Points clés à retenir
- Le dilemme du prisonnier décrit une situation où, selon la théorie des jeux, deux joueurs agissant stratégiquement vont finalement aboutir à un choix sous-optimal pour les deux.
- En affaires, comprendre la structure de certaines décisions en tant que dilemme du prisonnier peut aboutir à des résultats plus favorables.
- Cette configuration permet d’équilibrer à la fois la concurrence et la coopération pour un bénéfice mutuel.

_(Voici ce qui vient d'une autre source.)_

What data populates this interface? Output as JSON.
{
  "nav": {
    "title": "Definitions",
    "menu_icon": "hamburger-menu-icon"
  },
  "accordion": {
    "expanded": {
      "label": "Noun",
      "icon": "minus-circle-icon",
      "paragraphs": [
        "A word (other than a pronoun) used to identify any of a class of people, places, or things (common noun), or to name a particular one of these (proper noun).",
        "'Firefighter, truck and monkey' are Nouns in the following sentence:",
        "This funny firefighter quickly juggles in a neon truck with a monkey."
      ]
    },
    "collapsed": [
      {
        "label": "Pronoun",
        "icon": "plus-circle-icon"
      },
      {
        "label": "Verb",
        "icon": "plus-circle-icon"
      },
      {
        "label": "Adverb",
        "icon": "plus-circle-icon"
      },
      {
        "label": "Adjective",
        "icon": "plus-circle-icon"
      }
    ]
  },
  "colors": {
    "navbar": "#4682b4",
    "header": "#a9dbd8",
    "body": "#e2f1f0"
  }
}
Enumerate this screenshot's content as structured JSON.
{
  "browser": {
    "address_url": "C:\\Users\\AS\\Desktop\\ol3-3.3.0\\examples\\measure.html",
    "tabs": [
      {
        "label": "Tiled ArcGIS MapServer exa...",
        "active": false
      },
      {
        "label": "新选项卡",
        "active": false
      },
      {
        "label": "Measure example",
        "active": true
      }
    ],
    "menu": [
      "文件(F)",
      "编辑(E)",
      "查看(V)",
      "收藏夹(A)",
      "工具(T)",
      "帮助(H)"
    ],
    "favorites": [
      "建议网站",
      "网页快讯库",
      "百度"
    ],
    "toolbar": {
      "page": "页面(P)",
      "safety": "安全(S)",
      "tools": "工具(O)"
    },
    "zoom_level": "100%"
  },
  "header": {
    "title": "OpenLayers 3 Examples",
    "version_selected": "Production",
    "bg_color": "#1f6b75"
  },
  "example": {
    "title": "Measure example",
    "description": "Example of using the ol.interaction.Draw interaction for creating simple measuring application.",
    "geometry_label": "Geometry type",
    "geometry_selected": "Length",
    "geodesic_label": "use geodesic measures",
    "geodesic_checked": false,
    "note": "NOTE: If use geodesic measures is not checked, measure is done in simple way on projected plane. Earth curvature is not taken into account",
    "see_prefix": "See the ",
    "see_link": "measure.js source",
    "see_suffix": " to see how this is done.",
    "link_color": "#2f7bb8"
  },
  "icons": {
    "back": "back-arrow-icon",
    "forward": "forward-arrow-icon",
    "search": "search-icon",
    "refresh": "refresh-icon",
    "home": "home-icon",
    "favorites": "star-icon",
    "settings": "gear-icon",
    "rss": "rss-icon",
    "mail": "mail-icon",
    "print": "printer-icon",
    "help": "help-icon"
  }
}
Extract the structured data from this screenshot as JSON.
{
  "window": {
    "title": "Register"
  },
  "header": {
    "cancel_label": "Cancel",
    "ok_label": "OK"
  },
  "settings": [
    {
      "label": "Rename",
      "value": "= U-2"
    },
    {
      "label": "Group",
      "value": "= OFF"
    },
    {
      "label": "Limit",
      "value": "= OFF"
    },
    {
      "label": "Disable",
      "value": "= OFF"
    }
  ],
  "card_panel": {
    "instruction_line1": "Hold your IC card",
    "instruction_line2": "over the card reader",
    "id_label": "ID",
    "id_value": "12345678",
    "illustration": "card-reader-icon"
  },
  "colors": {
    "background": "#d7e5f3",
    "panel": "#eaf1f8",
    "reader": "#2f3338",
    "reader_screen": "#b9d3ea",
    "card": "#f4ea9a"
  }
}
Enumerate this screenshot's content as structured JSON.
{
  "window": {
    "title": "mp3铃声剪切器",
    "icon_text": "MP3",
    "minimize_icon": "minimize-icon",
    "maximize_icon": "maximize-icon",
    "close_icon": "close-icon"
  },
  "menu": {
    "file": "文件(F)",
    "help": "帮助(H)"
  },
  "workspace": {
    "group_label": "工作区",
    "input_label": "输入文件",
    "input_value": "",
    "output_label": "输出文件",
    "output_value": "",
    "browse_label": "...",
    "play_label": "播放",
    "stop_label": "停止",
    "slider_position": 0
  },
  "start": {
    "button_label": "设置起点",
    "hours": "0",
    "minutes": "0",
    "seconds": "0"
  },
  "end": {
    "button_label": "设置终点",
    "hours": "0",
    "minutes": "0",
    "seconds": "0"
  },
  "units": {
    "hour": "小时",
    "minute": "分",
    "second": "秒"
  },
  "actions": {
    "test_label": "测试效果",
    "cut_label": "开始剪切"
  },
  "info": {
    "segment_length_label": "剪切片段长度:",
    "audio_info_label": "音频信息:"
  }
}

Les bases du dilemme du prisonnier
Le scénario du dilemme du prisonnier fonctionne comme suit : Deux suspects ont été appréhendés pour un crime et se trouvent maintenant dans des pièces séparées dans un commissariat de police, sans aucun moyen de communiquer entre eux. Le procureur leur a dit séparément ce qui suit :
- Si vous avouez et acceptez de témoigner contre l’autre suspect, qui n’avoue pas, les charges retenues contre vous seront abandonnées et vous serez libéré.
- Si vous n’avouez pas mais que l’autre suspect le fait, vous serez condamné et le ministère public demandera la peine maximale de trois ans.
- Si vous avouez tous les deux, vous serez tous deux condamnés à deux ans de prison.
- Si aucun de vous n’avoue, vous serez tous deux accusés de délits et condamnés à un an de prison.
Que doivent faire les suspects ? C’est l’essence même du dilemme du prisonnier.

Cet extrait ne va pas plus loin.